Mesleğe ilk adımımı attığımda 1997 yılının ekim ayıydı.
O günden bugüne gazetecilik serüveni devam etti.
Editörlük, yazıişleri müdürlüğü, köşe yazarlığı da yaptım ama sokaktan hiç kopmadım.
Bedenim de ruhum da hep sokakta oldu.
Sokaktan beslendim.
Fakat adımız köşe yazarına da çıktığından, bir de kendi reklamımızı hiç yapmadığımızdan, böyle şu haberdeyiz, bunu takip ediyoruz diye fotoğraf paylaşmadığımızdan olsa gerek bazıları bizi sokakta çalışan gazeteci olarak görmedi/göremedi.
*
Türkiye Gazeteciler Sendikası (TGS) genel başkanı Gökhan Durmuş bir gün, “Çevrenizde sarı basın kartı iptal edilen var mı” diye sormuştu.
“Ben varım” demiştim.
“Bize aktif olarak sokakta, saha da olan biri lazım” demişti.
Ne deyim?
Oturup sokak sokak gittiğim haberin çetelesini verecek değilim ya.
“Peki” dedim.
*
Geçen günlerde Prof.
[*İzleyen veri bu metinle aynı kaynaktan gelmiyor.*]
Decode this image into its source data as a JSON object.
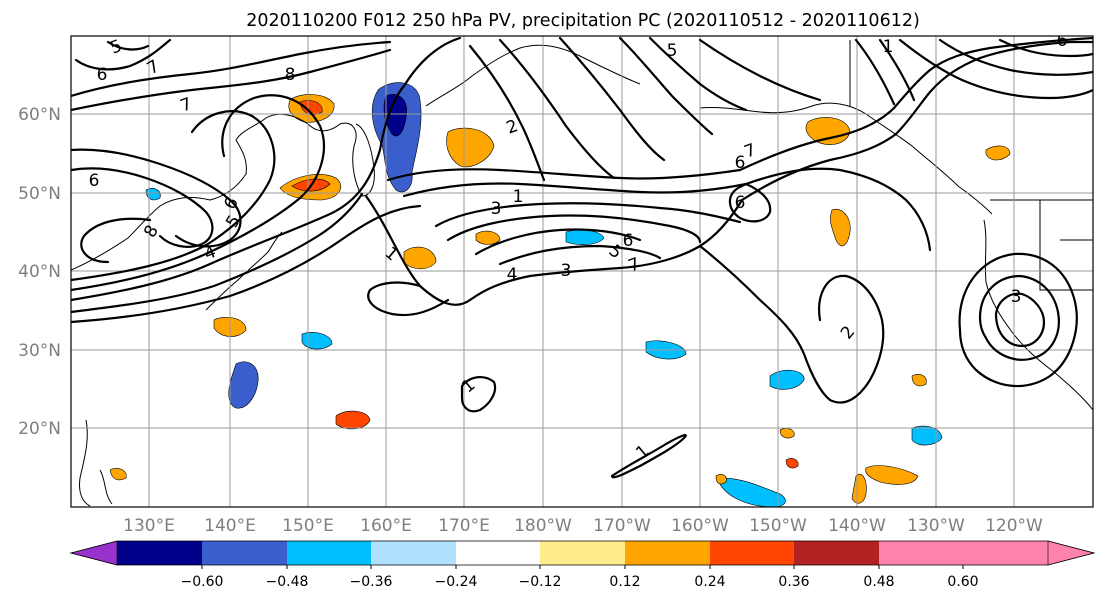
{
  "title": "2020110200 F012 250 hPa PV, precipitation PC (2020110512 - 2020110612)",
  "lat_labels": [
    "20°N",
    "30°N",
    "40°N",
    "50°N",
    "60°N"
  ],
  "lon_labels": [
    "130°E",
    "140°E",
    "150°E",
    "160°E",
    "170°E",
    "180°W",
    "170°W",
    "160°W",
    "150°W",
    "140°W",
    "130°W",
    "120°W"
  ],
  "colorbar": {
    "colors": [
      "#9932cc",
      "#00008b",
      "#3a5fcd",
      "#00bfff",
      "#b0e2ff",
      "#ffffff",
      "#ffec8b",
      "#ffa500",
      "#ff4500",
      "#b22222",
      "#ff82ab"
    ],
    "tick_labels": [
      "−0.60",
      "−0.48",
      "−0.36",
      "−0.24",
      "−0.12",
      "0.12",
      "0.24",
      "0.36",
      "0.48",
      "0.60"
    ]
  },
  "contour_labels": [
    "5",
    "6",
    "7",
    "8",
    "7",
    "6",
    "8",
    "4",
    "6",
    "5",
    "1",
    "2",
    "1",
    "3",
    "4",
    "3",
    "5",
    "6",
    "7",
    "6",
    "7",
    "6",
    "1",
    "1",
    "3",
    "2",
    "5",
    "1",
    "6"
  ]
}
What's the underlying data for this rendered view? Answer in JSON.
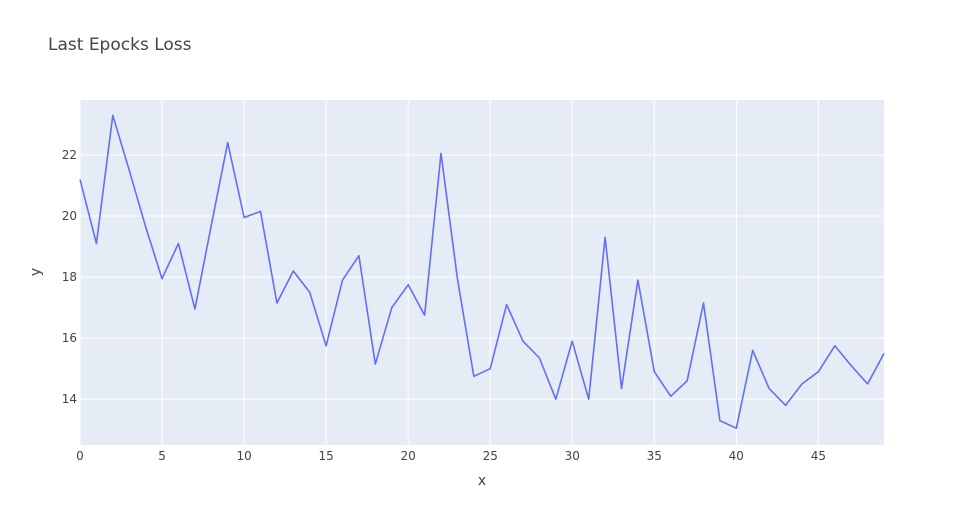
{
  "chart_data": {
    "type": "line",
    "title": "Last Epocks Loss",
    "xlabel": "x",
    "ylabel": "y",
    "xlim": [
      0,
      49
    ],
    "ylim": [
      12.5,
      23.8
    ],
    "x_ticks": [
      0,
      5,
      10,
      15,
      20,
      25,
      30,
      35,
      40,
      45
    ],
    "y_ticks": [
      14,
      16,
      18,
      20,
      22
    ],
    "grid": true,
    "colors": {
      "line": "#636efa",
      "plot_bg": "#e5ecf6",
      "grid": "#ffffff",
      "text": "#444444"
    },
    "series": [
      {
        "x": [
          0,
          1,
          2,
          3,
          4,
          5,
          6,
          7,
          8,
          9,
          10,
          11,
          12,
          13,
          14,
          15,
          16,
          17,
          18,
          19,
          20,
          21,
          22,
          23,
          24,
          25,
          26,
          27,
          28,
          29,
          30,
          31,
          32,
          33,
          34,
          35,
          36,
          37,
          38,
          39,
          40,
          41,
          42,
          43,
          44,
          45,
          46,
          47,
          48,
          49
        ],
        "values": [
          21.2,
          19.1,
          23.3,
          21.5,
          19.65,
          17.95,
          19.1,
          16.95,
          19.7,
          22.4,
          19.95,
          20.15,
          17.15,
          18.2,
          17.5,
          15.75,
          17.9,
          18.7,
          15.15,
          17.0,
          17.75,
          16.75,
          22.05,
          17.95,
          14.75,
          15.0,
          17.1,
          15.9,
          15.35,
          14.0,
          15.9,
          14.0,
          19.3,
          14.35,
          17.9,
          14.9,
          14.1,
          14.6,
          17.15,
          13.3,
          13.05,
          15.6,
          14.35,
          13.8,
          14.5,
          14.9,
          15.75,
          15.1,
          14.5,
          15.5
        ]
      }
    ]
  }
}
Dr. Atilla Güney ve meslektaşım Diren Keser, basın özgürlüğü ile ilgili bir söyleşi dizine başladılar.
Bendeniz de kendimi zorla davet ettirmiş oldum.
Atilla Güney bizim gazeteye geldi, bana dedi ki:
“Biz aslında sokakta çalışan gazetecilerle yapıyoruz söyleşiyi. Sen bizim hedef kitleye girmiyorsun ya, neyse…”
Ne deyim?
Oturup bir akademisyenle gazetecilik pratiğimi tartışacak halim yok ya.
“Peki” dedim. Ve başka bir şey demedim.
*
Dün Dünya Basın Özgürlüğü Günü idi.
Bu yazıyı kaleme alayım mı diye düşündüm.
İlhan Selçuk gibi, tam bir gün düşündüm.
E TGS başkanının sözlerini 1 yıldır, Atilla hocanın sözlerini de 1 aydır düşünüyordum zaten.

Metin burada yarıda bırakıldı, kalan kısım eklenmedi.